Siblings understand when they no longer play as equals, but no one is prepared when they stop playing altogether. I resented being forced to grow up on my brother’s schedule. When he decided he was done playing Legos with me, I had to be done, too. My parents never told him “Go play with your sister.” At this stage, a child has not bridged the gap between the youth of wanting to play and the maturity of being able to entertain oneself. I spent my Saturdays lying on the living room couch complaining of boredom. I understood that my brother wanted nothing to do with me, and so I resigned and pretended I wanted nothing to do with him, either. The only time we passed together was spent arguing and often ended in physical violence. Fights would escalate from throwing napkins to throwing punches and, at this stage in development, age was a larger influence on strength and fitness than exercise was.

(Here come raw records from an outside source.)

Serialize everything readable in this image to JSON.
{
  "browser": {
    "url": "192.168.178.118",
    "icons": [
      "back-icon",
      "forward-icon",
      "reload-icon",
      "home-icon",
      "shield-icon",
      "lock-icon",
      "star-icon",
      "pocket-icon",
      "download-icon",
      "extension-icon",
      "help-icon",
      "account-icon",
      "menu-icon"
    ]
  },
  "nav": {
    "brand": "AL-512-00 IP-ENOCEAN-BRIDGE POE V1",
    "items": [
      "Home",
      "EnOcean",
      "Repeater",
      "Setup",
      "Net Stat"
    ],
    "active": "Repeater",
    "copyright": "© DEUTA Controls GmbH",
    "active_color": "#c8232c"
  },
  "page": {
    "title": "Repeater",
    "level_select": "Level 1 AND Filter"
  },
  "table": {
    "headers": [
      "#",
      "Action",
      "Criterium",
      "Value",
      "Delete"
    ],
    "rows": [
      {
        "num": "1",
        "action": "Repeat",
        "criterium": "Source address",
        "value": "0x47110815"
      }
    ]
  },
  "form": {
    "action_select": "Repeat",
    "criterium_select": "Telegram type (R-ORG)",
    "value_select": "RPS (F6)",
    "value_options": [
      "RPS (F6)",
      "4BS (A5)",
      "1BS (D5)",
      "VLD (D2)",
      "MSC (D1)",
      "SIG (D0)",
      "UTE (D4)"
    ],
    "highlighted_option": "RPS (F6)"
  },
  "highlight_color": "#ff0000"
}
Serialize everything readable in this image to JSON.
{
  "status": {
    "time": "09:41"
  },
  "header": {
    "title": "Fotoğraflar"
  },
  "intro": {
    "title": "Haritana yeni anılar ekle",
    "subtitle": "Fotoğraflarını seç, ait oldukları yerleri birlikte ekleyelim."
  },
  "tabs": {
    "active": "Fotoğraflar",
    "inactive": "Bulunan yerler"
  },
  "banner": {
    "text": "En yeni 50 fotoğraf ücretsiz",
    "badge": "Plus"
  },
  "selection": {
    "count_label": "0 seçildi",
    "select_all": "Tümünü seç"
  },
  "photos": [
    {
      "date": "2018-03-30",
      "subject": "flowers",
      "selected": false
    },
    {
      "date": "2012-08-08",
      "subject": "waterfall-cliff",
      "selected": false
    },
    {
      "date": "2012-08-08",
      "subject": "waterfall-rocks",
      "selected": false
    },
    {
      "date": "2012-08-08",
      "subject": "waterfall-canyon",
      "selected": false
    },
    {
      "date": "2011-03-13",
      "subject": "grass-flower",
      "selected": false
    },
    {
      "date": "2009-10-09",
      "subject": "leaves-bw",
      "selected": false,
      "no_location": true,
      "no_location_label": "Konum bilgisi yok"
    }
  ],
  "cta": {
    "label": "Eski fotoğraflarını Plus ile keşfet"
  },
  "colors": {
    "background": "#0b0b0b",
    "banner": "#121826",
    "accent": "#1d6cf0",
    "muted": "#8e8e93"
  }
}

When my brother began college across the Atlantic, our interactions became limited as we grew and learned separately. Physical distance does not force siblings to stop fighting; it forces them to play a battle of wits. Despite my brother being only two years older than me, he was three grades ahead of me in school. He has always been book smart and an eloquent speaker, so I avoided arguments when we were young because I knew I would lose. However, now I am no longer unlearned and can hold my own against my brother for the ultimate test: gaining the approval of our father. I have discovered, over the years, that much of what my father says is nonsense, yet to gain his favor in an argument against my brother makes me a champion. When your sibling concedes to your father, you know you have won.
We are born to rival our siblings; it is a question of survival. Children naturally compete in order to keep themselves alive. I throw shot put to feel stronger than my brother and take AP English to feel smarter than him. I try to out-perform him in everything, but I have to give him credit because without him, I would be a worse athlete and a worse writer. Siblings fight, but if rivaling each other is what makes them strive for greatness, then it is not a terrible thing.